在无酬学习方面进行勘探和优惠满意程度抵偿权衡取舍 (Exploration and preference satisfaction trade-off in reward-free learning)

Biological agents have meaningful interactions with their environment despite the absence of immediate reward signals. In such instances, the agent can learn preferred modes of behaviour that lead to predictable states -- necessary for survival. In this paper, we pursue the notion that this learnt behaviour can be a consequence of reward-free preference learning that ensures an appropriate trade-off between exploration and preference satisfaction. For this, we introduce a model-based Bayesian agent equipped with a preference learning mechanism (pepper) using conjugate priors. These conjugate priors are used to augment the expected free energy planner for learning preferences over states (or outcomes) across time. Importantly, our approach enables the agent to learn preferences that encourage adaptive behaviour at test time. We illustrate this in the OpenAI Gym FrozenLake and the 3D mini-world environments -- with and without volatility. Given a constant environment, these agents learn confident (i.e., precise) preferences and act to satisfy them. Conversely, in a volatile setting, perpetual preference uncertainty maintains exploratory behaviour. Our experiments suggest that learnable (reward-free) preferences entail a trade-off between exploration and preference satisfaction. Pepper offers a straightforward framework suitable for designing adaptive agents when reward functions cannot be predefined as in real environments.

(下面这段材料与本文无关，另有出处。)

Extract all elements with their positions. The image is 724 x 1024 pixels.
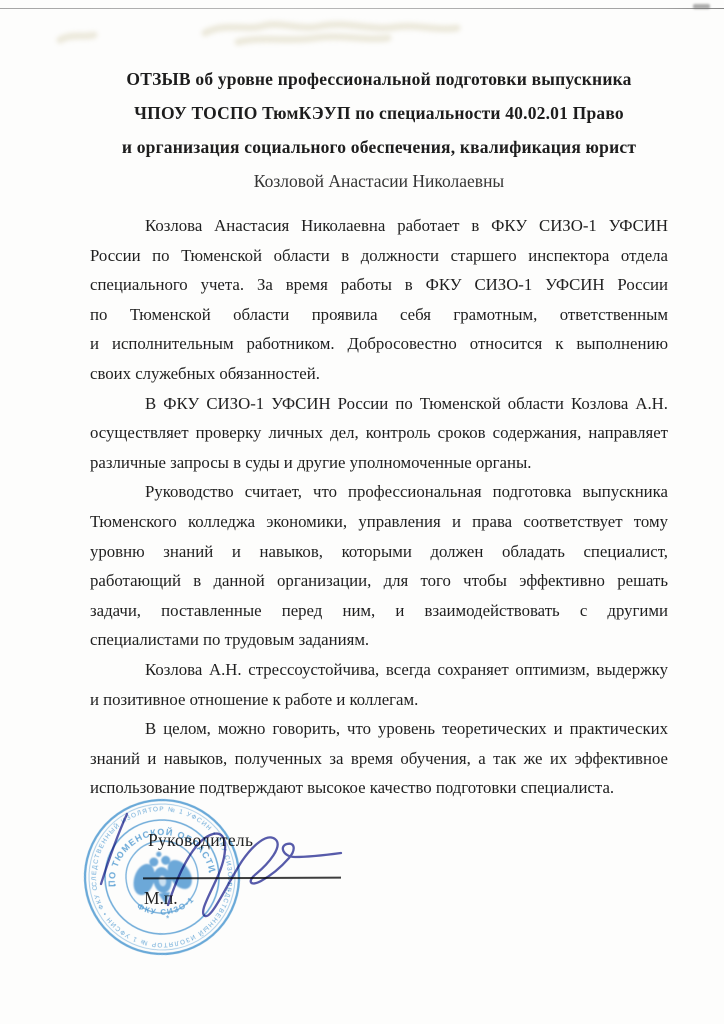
document-title: ОТЗЫВ об уровне профессиональной подгото… [90,62,668,198]
scan-corner-artifact [693,4,710,9]
body-text-line: Козлова А.Н. стрессоустойчива, всегда со… [90,655,668,685]
title-line: ЧПОУ ТОСПО ТюмКЭУП по специальности 40.0… [90,96,668,130]
body-text-line: различные запросы в суды и другие уполно… [90,448,668,478]
ghost-ink-smudge [0,0,724,70]
scanned-document-page: ОТЗЫВ об уровне профессиональной подгото… [0,0,724,1024]
body-text-line: по Тюменской области проявила себя грамо… [90,300,668,330]
body-text-line: специалистами по трудовым заданиям. [90,625,668,655]
signatory-title: Руководитель [148,830,253,851]
body-text-line: уровню знаний и навыков, которыми должен… [90,537,668,567]
body-text-line: Руководство считает, что профессиональна… [90,477,668,507]
title-line: ОТЗЫВ об уровне профессиональной подгото… [90,62,668,96]
signature-line [143,877,341,879]
document-body: Козлова Анастасия Николаевна работает в … [90,211,668,803]
stamp-ring-text: СЛЕДСТВЕННЫЙ ИЗОЛЯТОР № 1 УФСИН • ФКУ СИ… [67,782,242,959]
stamp-dot-separator: • [208,867,212,876]
svg-text:СЛЕДСТВЕННЫЙ ИЗОЛЯТОР № 1 УФСИ: СЛЕДСТВЕННЫЙ ИЗОЛЯТОР № 1 УФСИН • ФКУ СИ… [67,782,242,959]
body-text-line: России по Тюменской области в должности … [90,241,668,271]
body-text-line: Козлова Анастасия Николаевна работает в … [90,211,668,241]
title-graduate-name: Козловой Анастасии Николаевны [90,164,668,198]
body-text-line: и позитивное отношение к работе и коллег… [90,685,668,715]
body-text-line: В ФКУ СИЗО-1 УФСИН России по Тюменской о… [90,389,668,419]
body-text-line: специального учета. За время работы в ФК… [90,270,668,300]
body-text-line: знаний и навыков, полученных за время об… [90,744,668,774]
body-text-line: работающий в данной организации, для тог… [90,566,668,596]
body-text-line: своих служебных обязанностей. [90,359,668,389]
body-text-line: осуществляет проверку личных дел, контро… [90,418,668,448]
stamp-star-separator: * [165,913,170,923]
scan-edge-line [0,8,724,9]
body-text-line: Тюменского колледжа экономики, управлени… [90,507,668,537]
stamp-dot-separator: • [113,880,117,889]
place-of-seal-label: М.п. [144,888,178,909]
body-text-line: использование подтверждают высокое качес… [90,773,668,803]
body-text-line: и исполнительным работником. Добросовест… [90,329,668,359]
body-text-line: В целом, можно говорить, что уровень тео… [90,714,668,744]
title-line: и организация социального обеспечения, к… [90,130,668,164]
body-text-line: задачи, поставленные перед ним, и взаимо… [90,596,668,626]
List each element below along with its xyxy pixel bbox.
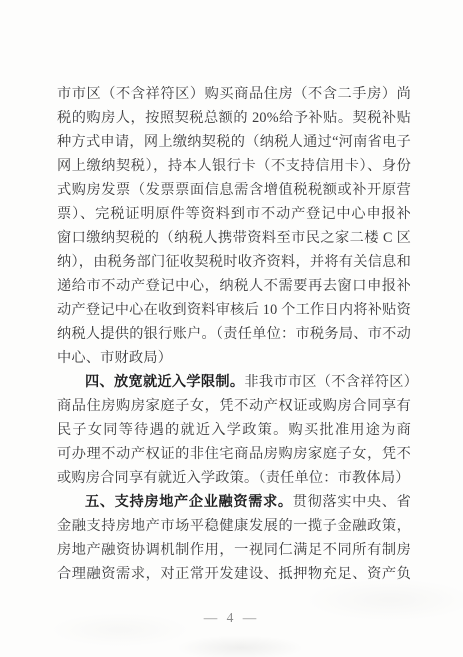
document-body: 市市区（不含祥符区）购买商品住房（不含二手房）尚未缴纳契税的购房人，按照契税总额… — [57, 82, 411, 586]
body-text: 金融支持房地产市场平稳健康发展的一揽子金融政策，充分发挥 — [57, 518, 411, 538]
body-text: 房地产融资协调机制作用，一视同仁满足不同所有制房地产企业 — [57, 542, 411, 562]
text-line: 市市区（不含祥符区）购买商品住房（不含二手房）尚未缴纳契 — [57, 82, 411, 106]
section-heading: 五、支持房地产企业融资需求。 — [85, 494, 293, 510]
text-line: 递给市不动产登记中心，纳税人不需要再去窗口申报补贴。市不 — [57, 274, 411, 298]
body-text: 种方式申请，网上缴纳契税的（纳税人通过“河南省电子税务局” — [57, 134, 411, 154]
text-line: 金融支持房地产市场平稳健康发展的一揽子金融政策，充分发挥 — [57, 514, 411, 538]
body-text: 税的购房人，按照契税总额的 20%给予补贴。契税补贴可通过两 — [57, 110, 411, 130]
text-line: 可办理不动产权证的非住宅商品房购房家庭子女，凭不动产权证 — [57, 442, 411, 466]
text-line: 四、放宽就近入学限制。非我市市区（不含祥符区）户口的 — [57, 370, 411, 394]
text-line: 中心、市财政局） — [57, 346, 411, 370]
text-line: 房地产融资协调机制作用，一视同仁满足不同所有制房地产企业 — [57, 538, 411, 562]
body-text: 市市区（不含祥符区）购买商品住房（不含二手房）尚未缴纳契 — [57, 86, 411, 106]
text-line: 动产登记中心在收到资料审核后 10 个工作日内将补贴资金转入 — [57, 298, 411, 322]
section-heading: 四、放宽就近入学限制。 — [85, 374, 244, 390]
page-number: — 4 — — [0, 610, 463, 626]
text-line: 种方式申请，网上缴纳契税的（纳税人通过“河南省电子税务局” — [57, 130, 411, 154]
body-text: 纳税人提供的银行账户。（责任单位：市税务局、市不动产登记 — [57, 326, 411, 346]
document-page: 市市区（不含祥符区）购买商品住房（不含二手房）尚未缴纳契税的购房人，按照契税总额… — [0, 0, 463, 657]
text-line: 纳税人提供的银行账户。（责任单位：市税务局、市不动产登记 — [57, 322, 411, 346]
body-text: 网上缴纳契税），持本人银行卡（不支持信用卡）、身份证、正 — [57, 158, 411, 178]
body-text: 商品住房购房家庭子女，凭不动产权证或购房合同享有与我市市 — [57, 398, 411, 418]
body-text: 窗口缴纳契税的（纳税人携带资料至市民之家二楼 C 区现场缴 — [57, 230, 411, 250]
text-line: 式购房发票（发票票面信息需含增值税税额或补开原营业税发 — [57, 178, 411, 202]
text-line: 或购房合同享有就近入学政策。（责任单位：市教体局） — [57, 466, 411, 490]
text-line: 网上缴纳契税），持本人银行卡（不支持信用卡）、身份证、正 — [57, 154, 411, 178]
body-text: 票）、完税证明原件等资料到市不动产登记中心申报补贴。线下 — [57, 206, 411, 226]
body-text: 或购房合同享有就近入学政策。（责任单位：市教体局） — [57, 470, 410, 486]
text-line: 五、支持房地产企业融资需求。贯彻落实中央、省关于促进 — [57, 490, 411, 514]
text-line: 商品住房购房家庭子女，凭不动产权证或购房合同享有与我市市 — [57, 394, 411, 418]
body-text: 中心、市财政局） — [57, 350, 172, 366]
body-text: 递给市不动产登记中心，纳税人不需要再去窗口申报补贴。市不 — [57, 278, 411, 298]
body-text: 合理融资需求，对正常开发建设、抵押物充足、资产负债合理、 — [57, 566, 411, 586]
text-line: 税的购房人，按照契税总额的 20%给予补贴。契税补贴可通过两 — [57, 106, 411, 130]
text-line: 窗口缴纳契税的（纳税人携带资料至市民之家二楼 C 区现场缴 — [57, 226, 411, 250]
text-line: 纳），由税务部门征收契税时收齐资料，并将有关信息和资料传 — [57, 250, 411, 274]
body-text: 民子女同等待遇的就近入学政策。购买批准用途为商业、商务且 — [57, 422, 411, 442]
body-text: 可办理不动产权证的非住宅商品房购房家庭子女，凭不动产权证 — [57, 446, 411, 466]
text-line: 票）、完税证明原件等资料到市不动产登记中心申报补贴。线下 — [57, 202, 411, 226]
body-text: 式购房发票（发票票面信息需含增值税税额或补开原营业税发 — [57, 182, 411, 202]
text-line: 合理融资需求，对正常开发建设、抵押物充足、资产负债合理、 — [57, 562, 411, 586]
body-text: 动产登记中心在收到资料审核后 10 个工作日内将补贴资金转入 — [57, 302, 411, 322]
text-line: 民子女同等待遇的就近入学政策。购买批准用途为商业、商务且 — [57, 418, 411, 442]
body-text: 纳），由税务部门征收契税时收齐资料，并将有关信息和资料传 — [57, 254, 411, 274]
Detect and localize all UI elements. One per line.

翻译：尽管没有直接的奖赏信号,生物剂与环境有着有意义的互动关系。在这种情况下,生物剂可以学习导致可以预测的国家 -- -- 生存所必需的 -- -- 的首选行为模式。在本文中,我们追求的理念是,这种学习的行为可能是无报酬的特惠学习的结果,确保勘探和特惠满意度之间的适当权衡。为此,我们引入了一种基于模型的贝叶西亚剂,配有优待学习机制(pepper),使用合金先质。这些同源先质被用来增加预期的免费能源规划者,以便学习对国家(或结果)的长期偏好。重要的是,我们的方法使代理人能够学习鼓励在测试时适应行为的偏好。我们在OpenAI Gym FrozenLake 和 3D 迷你世界环境中展示了这一点 -- -- 并且没有波动性。在持续的环境中,这些代理人学会了自信(即精准)的偏好和满足这些偏好。相反,在不稳定的环境中,永久的偏好会保持探索行为。我们的实验表明,可以学习的(相对自由)偏好的偏好的偏好需要在探索和偏好之间的交易。我们在真正的满意度上,当设计一个适合的适应性环境时,不能成为合适的框架。